Dat zal gebeuren ten tijde van het opgerichte koninkrijk voor Israël onder hun
eigen Messias, mijn
dienaar David [die] voor altijd hun vorst zal zijn.
Deze zal dan wereldomvattende heerschappij uitoefenen, op de wijze zoals zijn
voorvaders David en Salomo gewend waren heerschappij te voeren over het
Beloofde land: vanuit een stad, het aardse Jeruzalem.
Maar het ‘Jeruzalem’ van waaruit Jezus zal regeren, zal veel groter zijn,
namelijk Nieuw Jeruzalem, dat tevens een Huis
van God zal zijn, waarin hemel en aarde verbonden zullen zijn,
precies naar het beeld dat Jakob in zijn droom te zien kreeg: de ladder die
reikte tot in de hemel en waarlangs engelen op en af gingen.

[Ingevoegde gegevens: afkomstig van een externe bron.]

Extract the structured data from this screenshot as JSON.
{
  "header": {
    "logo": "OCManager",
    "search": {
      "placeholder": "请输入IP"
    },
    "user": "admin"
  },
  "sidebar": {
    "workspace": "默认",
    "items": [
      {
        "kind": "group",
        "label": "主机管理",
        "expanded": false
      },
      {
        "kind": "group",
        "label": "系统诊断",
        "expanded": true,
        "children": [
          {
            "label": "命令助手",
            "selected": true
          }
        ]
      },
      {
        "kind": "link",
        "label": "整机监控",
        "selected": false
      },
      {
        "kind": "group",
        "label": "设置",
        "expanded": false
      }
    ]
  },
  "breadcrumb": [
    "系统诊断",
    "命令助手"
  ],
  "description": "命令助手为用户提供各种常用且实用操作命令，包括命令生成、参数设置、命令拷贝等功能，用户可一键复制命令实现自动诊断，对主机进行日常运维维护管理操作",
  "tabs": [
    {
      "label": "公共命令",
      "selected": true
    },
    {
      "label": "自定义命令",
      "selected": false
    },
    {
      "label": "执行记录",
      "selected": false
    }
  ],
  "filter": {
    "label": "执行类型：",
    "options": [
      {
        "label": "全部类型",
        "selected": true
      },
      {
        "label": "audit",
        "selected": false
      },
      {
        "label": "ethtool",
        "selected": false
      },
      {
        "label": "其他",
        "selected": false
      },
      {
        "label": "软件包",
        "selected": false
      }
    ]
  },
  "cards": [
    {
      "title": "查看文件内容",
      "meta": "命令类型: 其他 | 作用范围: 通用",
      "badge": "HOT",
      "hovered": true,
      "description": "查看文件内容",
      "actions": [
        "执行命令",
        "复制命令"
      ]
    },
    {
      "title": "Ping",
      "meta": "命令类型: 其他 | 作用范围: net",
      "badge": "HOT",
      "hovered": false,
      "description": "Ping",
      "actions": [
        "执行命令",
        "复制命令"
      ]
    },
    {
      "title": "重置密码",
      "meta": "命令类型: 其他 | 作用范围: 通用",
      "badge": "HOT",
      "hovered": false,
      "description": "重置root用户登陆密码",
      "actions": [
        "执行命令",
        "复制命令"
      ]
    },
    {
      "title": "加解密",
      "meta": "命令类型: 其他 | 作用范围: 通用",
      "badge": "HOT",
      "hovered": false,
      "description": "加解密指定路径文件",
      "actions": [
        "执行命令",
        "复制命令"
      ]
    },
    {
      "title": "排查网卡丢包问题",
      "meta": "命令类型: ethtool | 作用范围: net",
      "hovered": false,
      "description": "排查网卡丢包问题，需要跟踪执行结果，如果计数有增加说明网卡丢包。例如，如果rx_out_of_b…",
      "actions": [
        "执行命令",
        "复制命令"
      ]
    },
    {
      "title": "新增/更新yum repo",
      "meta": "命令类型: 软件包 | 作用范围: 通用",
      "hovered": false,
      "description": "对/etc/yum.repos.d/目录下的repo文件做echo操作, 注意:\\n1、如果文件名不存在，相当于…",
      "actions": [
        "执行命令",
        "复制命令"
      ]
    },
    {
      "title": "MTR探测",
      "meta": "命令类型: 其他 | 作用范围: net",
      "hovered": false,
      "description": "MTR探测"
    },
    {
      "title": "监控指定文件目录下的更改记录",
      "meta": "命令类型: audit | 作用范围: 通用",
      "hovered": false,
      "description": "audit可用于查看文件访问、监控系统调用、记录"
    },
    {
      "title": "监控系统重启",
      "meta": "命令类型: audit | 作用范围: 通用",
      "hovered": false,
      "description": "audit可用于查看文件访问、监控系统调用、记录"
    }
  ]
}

Zie voor meer details: Jeruzalem
en het Koninkrijk Gods
De voorzegging samen
zullen ze één herder hebben,
wordt uitgelegd naar de context die spreekt over het weer samengaan van Juda en
Jozef, dat wil zeggen dat het eens uiteengevallen koninkrijk Israël in twee
koninkrijken –het Noordelijk Tienstammenrijk Israël en het Zuidelijk koninkrijk
Juda- weer verenigd zal worden in één koninkrijk, dat van de Messias.
Die koning zal ook hun herder zijn, wat het beeld oproept van schapen. En inderdaad, de
belofte is dat Jezus, de Herder-koning, zijn schapen, of burgers, zorgzaam zal
weiden.
In een overeenkomende profetie ligt vooral op die taak van Messias Jezus de nadruk:
20 Daarom, zegt Jahwe de Heer tot hen, ga Ik
rechtspreken tussen de vette schapen en de magere.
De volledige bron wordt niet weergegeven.